Since winning the election, Rohani has pledged greater transparency for the Islamic Republic’s nuclear programme and said he would work to ease sanctions. However, the immediate priority for Iranians is the economy.
The national currency, the rial, has fallen by more than 50 per cent since last year due to sanctions and the official inflation rate has hit 32.2 per cent – but is believed to be even higher.
The solution to tackle rocketing inflation and unemployment, said Mr Rohani, was to boost domestic production through channelling liquidity toward the industrial, agricultural and tourism sectors…
“The first priority is people’s livelihoods . . . and the immediate needs such as basic commodities,” he said. “Then, we need to plan in the coming months to stabilise the economy.”
- Rohani’s 2004 speech to the Supreme Revolution Council, in which he emphasises the importance of mastering the nuclear fuel cycle.
“If one day we are able to complete the fuel cycle and the world sees that it has no choice — that we do possess the technology — then the situation will be different.

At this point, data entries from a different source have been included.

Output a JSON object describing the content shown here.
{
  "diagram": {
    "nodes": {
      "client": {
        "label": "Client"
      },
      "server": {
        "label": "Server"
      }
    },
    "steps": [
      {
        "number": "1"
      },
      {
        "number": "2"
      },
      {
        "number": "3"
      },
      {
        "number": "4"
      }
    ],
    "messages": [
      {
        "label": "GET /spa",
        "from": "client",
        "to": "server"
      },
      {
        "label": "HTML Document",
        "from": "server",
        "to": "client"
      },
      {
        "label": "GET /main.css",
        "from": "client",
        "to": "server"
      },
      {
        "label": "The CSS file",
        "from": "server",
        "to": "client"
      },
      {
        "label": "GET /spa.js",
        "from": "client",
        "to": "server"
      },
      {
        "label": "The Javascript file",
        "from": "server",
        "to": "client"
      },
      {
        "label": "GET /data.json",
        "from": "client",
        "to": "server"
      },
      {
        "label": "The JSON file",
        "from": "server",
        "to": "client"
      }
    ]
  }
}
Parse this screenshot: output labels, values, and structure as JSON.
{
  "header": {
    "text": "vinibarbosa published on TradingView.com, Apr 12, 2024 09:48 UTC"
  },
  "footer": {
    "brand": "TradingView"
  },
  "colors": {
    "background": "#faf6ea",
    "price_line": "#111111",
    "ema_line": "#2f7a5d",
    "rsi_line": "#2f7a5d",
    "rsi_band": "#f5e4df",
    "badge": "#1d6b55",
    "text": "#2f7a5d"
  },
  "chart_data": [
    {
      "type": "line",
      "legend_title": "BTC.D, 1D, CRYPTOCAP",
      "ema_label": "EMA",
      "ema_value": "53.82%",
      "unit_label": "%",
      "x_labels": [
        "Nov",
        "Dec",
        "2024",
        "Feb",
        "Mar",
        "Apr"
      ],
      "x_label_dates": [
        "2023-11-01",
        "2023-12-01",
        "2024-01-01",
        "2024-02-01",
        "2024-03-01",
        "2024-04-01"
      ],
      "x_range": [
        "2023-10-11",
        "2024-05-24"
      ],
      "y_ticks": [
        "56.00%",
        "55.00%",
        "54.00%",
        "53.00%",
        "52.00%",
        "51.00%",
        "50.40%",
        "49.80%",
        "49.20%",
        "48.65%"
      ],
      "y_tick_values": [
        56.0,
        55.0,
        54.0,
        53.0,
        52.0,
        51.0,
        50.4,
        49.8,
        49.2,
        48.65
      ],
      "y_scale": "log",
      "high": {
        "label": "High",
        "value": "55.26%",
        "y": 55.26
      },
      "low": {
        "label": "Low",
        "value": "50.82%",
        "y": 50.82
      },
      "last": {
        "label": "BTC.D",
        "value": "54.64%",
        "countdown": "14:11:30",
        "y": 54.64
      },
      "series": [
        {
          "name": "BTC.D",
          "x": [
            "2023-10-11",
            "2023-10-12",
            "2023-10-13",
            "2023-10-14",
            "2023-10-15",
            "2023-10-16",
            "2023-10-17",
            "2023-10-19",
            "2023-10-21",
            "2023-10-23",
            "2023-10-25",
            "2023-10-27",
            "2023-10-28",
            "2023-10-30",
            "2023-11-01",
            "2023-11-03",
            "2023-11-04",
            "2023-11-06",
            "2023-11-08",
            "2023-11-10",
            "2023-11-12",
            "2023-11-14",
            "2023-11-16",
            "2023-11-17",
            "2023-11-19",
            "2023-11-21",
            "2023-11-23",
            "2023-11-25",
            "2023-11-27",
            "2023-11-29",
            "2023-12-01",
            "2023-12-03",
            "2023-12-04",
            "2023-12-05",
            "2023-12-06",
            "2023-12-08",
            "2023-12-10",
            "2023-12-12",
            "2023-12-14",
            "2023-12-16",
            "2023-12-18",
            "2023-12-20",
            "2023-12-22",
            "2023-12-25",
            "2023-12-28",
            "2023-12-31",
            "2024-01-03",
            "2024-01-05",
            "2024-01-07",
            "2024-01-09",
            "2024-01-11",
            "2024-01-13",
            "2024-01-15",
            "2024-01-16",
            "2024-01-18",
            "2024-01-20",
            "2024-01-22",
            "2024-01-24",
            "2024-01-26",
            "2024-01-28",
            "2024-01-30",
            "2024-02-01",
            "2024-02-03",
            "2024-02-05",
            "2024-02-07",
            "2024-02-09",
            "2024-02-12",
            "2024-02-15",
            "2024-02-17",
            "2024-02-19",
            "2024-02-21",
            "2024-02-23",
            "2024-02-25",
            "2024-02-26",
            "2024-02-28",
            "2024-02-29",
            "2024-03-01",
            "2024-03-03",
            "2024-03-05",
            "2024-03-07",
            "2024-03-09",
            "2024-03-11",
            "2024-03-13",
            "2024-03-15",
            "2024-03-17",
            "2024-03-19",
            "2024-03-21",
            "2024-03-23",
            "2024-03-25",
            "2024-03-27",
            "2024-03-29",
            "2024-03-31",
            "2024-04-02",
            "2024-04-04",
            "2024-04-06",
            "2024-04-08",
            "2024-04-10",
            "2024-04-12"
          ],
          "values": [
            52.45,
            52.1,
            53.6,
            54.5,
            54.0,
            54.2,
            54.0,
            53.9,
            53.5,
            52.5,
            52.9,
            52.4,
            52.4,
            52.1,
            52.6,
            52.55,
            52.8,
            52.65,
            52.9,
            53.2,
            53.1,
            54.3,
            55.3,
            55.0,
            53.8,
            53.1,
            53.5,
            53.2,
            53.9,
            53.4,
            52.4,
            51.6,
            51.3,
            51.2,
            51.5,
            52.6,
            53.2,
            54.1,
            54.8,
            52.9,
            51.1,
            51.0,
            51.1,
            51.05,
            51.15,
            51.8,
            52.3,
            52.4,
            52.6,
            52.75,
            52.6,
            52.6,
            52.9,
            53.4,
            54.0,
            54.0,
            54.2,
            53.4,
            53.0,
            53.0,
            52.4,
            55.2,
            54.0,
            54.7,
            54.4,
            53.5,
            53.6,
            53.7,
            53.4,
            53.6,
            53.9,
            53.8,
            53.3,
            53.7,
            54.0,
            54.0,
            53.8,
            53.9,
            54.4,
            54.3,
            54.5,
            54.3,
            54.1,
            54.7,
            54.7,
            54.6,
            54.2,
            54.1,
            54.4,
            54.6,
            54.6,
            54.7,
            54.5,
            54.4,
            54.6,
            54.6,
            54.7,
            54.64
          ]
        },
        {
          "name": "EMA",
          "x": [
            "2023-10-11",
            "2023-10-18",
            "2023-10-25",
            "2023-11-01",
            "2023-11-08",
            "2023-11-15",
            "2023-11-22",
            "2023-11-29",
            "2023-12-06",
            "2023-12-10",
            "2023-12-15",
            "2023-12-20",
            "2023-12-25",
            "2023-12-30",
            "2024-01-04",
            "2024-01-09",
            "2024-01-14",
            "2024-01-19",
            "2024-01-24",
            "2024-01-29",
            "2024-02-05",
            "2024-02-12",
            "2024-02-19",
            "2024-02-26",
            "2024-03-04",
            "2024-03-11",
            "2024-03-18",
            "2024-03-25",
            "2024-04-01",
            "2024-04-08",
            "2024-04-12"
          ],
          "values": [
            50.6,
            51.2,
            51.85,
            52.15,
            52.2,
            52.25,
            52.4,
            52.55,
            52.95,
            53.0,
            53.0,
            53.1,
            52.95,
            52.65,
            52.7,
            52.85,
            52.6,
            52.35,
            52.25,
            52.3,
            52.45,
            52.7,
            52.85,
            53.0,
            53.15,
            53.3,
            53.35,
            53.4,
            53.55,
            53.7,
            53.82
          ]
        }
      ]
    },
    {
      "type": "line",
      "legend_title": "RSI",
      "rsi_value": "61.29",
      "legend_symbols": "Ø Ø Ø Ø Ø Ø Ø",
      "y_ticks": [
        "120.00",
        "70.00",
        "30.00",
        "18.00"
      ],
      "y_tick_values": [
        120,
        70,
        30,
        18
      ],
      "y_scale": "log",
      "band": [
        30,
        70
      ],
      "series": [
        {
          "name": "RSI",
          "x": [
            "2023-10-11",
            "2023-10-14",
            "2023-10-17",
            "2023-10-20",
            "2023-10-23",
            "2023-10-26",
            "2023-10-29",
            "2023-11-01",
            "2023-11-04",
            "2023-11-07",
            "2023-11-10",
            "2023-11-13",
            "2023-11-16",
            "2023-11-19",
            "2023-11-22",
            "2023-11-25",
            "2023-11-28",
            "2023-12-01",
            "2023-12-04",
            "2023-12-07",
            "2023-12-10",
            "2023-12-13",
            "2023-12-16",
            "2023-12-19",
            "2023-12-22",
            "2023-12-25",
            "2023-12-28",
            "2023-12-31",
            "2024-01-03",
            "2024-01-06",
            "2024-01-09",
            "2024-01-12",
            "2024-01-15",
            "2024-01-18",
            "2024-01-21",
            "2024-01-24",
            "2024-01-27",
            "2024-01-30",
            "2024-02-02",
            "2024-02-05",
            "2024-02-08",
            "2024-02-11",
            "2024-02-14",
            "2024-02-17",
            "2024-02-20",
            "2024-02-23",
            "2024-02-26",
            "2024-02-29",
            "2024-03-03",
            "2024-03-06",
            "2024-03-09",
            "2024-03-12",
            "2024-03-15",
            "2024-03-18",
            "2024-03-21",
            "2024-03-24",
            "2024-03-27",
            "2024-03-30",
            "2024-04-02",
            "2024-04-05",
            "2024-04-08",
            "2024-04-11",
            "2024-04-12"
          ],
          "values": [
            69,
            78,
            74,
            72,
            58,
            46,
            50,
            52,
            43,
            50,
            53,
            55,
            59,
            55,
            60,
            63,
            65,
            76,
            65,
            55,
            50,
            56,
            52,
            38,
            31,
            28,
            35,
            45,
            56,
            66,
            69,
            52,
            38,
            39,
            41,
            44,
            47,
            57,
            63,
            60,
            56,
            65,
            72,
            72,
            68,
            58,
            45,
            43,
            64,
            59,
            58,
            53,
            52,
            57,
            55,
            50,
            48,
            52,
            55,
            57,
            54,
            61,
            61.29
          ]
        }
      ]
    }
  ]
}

The world did not want Pakistan to have an atomic bomb or Brazil to have the fuel cycle, but Pakistan built its bomb and Brazil has its fuel cycle, and the world started to work with them. Our problem is that we have not achieved either one, but we are standing at the threshold.”
- An analysis by Shaul Bakhash, a professor of history at George Mason University, of Rohani’s campaign.
“He questioned the necessity of the expanding security state and the constant oversight of student and civil society associations by the security agencies. He spoke of the need for greater freedom of press and speech. He devoted attention to women’s rights issues and promised to establish a ministry for women’s affairs.”